Tuesday, 24 April 2012

CGI, where've you bin all my life?

I'd been meaning to play around with CGI (Common Gateway Interface) programming for some time as a way of making simple functional websites. I finally got round to it last month, thanks to a great introductory page at Tutorials Point. What I did not realise is quite how easy it was.

I've still only really scratched the surface and scanned over the page to get something up quickly but, in essence, you only need three things:

1. A webserver that supports CGI.

2. An html page containing some "form" code that contains a submit button and (optionally) some input options (e.g. text boxes or checkboxes).

3. A python script (or another language) that generates HTML code based on the variables and values from the form.

And that's essentially it. Actually, you don't even need (2), as you can feed variables directly to the cgi script, but it makes it easier for the user, I think.

My first attempt at this can be found here. It's a bit of silly fun but it shows what can be done with just a few simple lines of code. I've cheated a little bit by using an existing python module to generate the middle of the HTML code but, in a way, that's the point - you can easily adapt existing functional code to output text.

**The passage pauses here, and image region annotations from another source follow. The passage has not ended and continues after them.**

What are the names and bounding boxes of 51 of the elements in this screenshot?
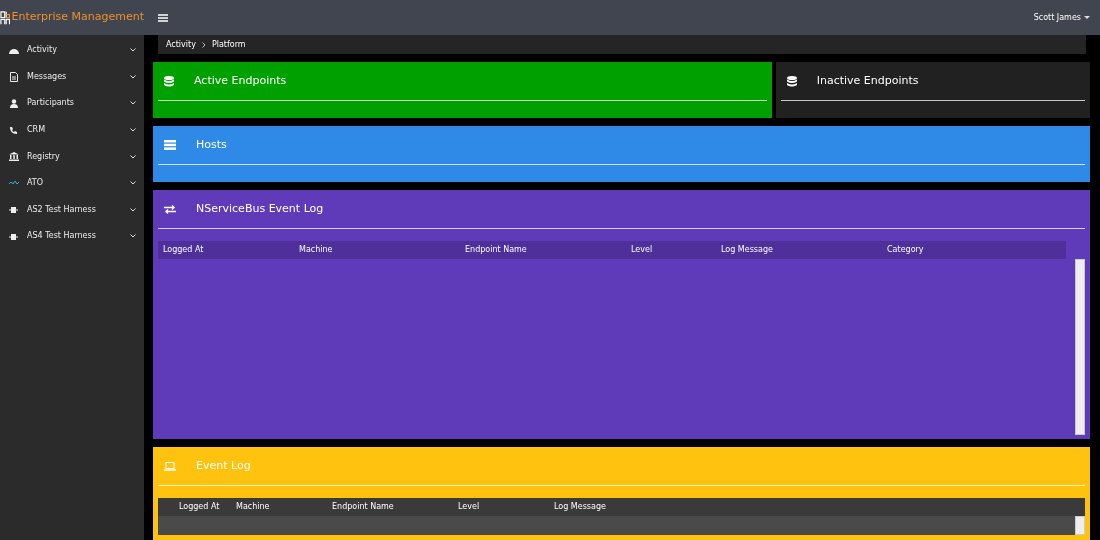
sidebar-item[interactable]: Participants — [0, 90, 144, 117]
chevron-icon — [130, 234, 136, 239]
breadcrumb-link[interactable]: Activity — [166, 38, 196, 51]
user-menu[interactable]: Scott James — [1033, 11, 1081, 24]
transfer-icon — [164, 204, 176, 214]
column-header[interactable]: Level — [453, 501, 549, 513]
sidebar-item[interactable]: CRM — [0, 116, 144, 144]
user-icon — [9, 99, 18, 108]
sidebar-item[interactable]: Messages — [0, 63, 144, 91]
chevron-icon — [130, 181, 136, 186]
column-header[interactable]: Logged At — [174, 501, 231, 513]
database-icon — [164, 75, 174, 87]
sidebar-item[interactable]: Registry — [0, 143, 144, 170]
column-header[interactable]: Log Message — [716, 244, 882, 256]
chevron-icon — [130, 154, 136, 159]
chevron-icon — [130, 128, 136, 133]
caret-icon — [1084, 15, 1090, 20]
server-icon — [164, 140, 176, 150]
phone-icon — [9, 125, 18, 135]
scrollbar[interactable] — [1075, 516, 1085, 535]
sidebar-item[interactable]: AS4 Test Harness — [0, 223, 144, 250]
sidebar-item[interactable]: AS2 Test Harness — [0, 196, 144, 224]
database-icon — [786, 75, 797, 87]
chevron-icon — [130, 207, 136, 212]
panel-title: Active Endpoints — [194, 72, 287, 89]
laptop-icon — [164, 461, 176, 471]
chart-icon — [8, 180, 19, 187]
panel-title: Inactive Endpoints — [816, 72, 919, 89]
scrollbar[interactable] — [1075, 259, 1085, 435]
chevron-icon — [130, 74, 136, 79]
column-header[interactable]: Machine — [231, 501, 327, 513]
panel-title: Event Log — [196, 457, 251, 474]
column-header[interactable]: Category — [882, 244, 1052, 256]
panel-title: Hosts — [196, 136, 227, 153]
chevron-icon — [130, 101, 136, 106]
column-header[interactable]: Machine — [294, 244, 460, 256]
app-title: Enterprise Management — [11, 9, 144, 26]
column-header[interactable]: Endpoint Name — [327, 501, 453, 513]
menu-icon[interactable] — [158, 13, 168, 22]
panel-title: NServiceBus Event Log — [196, 200, 324, 217]
sidebar-item[interactable]: Activity — [0, 37, 144, 64]
bank-icon — [8, 152, 19, 162]
column-header[interactable]: Endpoint Name — [460, 244, 626, 256]
breadcrumb-current: Platform — [211, 38, 246, 51]
sidebar-item[interactable]: ATO — [0, 169, 144, 197]
column-header[interactable]: Logged At — [158, 244, 294, 256]
separator-icon — [201, 41, 206, 48]
column-header[interactable]: Level — [626, 244, 716, 256]
column-header[interactable]: Log Message — [549, 501, 849, 513]
document-icon — [9, 71, 18, 82]
chevron-icon — [130, 48, 136, 53]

In this case, I use the random "Zen wisdom" text strings that are generated in my code to lighten up error messages when I'm debugging. (If you ever use one of my programs, you sometimes come across such an error message, which always causes confusion (and usually embarrassment for me!) but I think it's a small price to pay for making debugging more fun!) The scary thing is how often the random Zen Wisdoms sound deep and meaningful, e.g.

"It is bold to play jenga with blocks of passion."

Well, maybe not that deep and meaningful!

Friday, 16 March 2012

Python ValueError: bad marshal data

I have been programming for many years but consider myself to be somewhat of an "empirical programmer", i.e. I am almost entirely self-taught. As a result, I sometimes come across new and exciting error messages that I have neither encountered nor understand. I have just had one such error:

ValueError: bad marshal data

This was associated with an import command for several modules.

I still don't know what bad marshal data is (it sounds like it should be something to do with Wild West movies) but, fortunately, I have found an easy fix: just delete all the compiled *.pyc files. Missing ones are remade when you run your python code anyway. Problem solved without any need to delve into the murky underworld of bad marshals.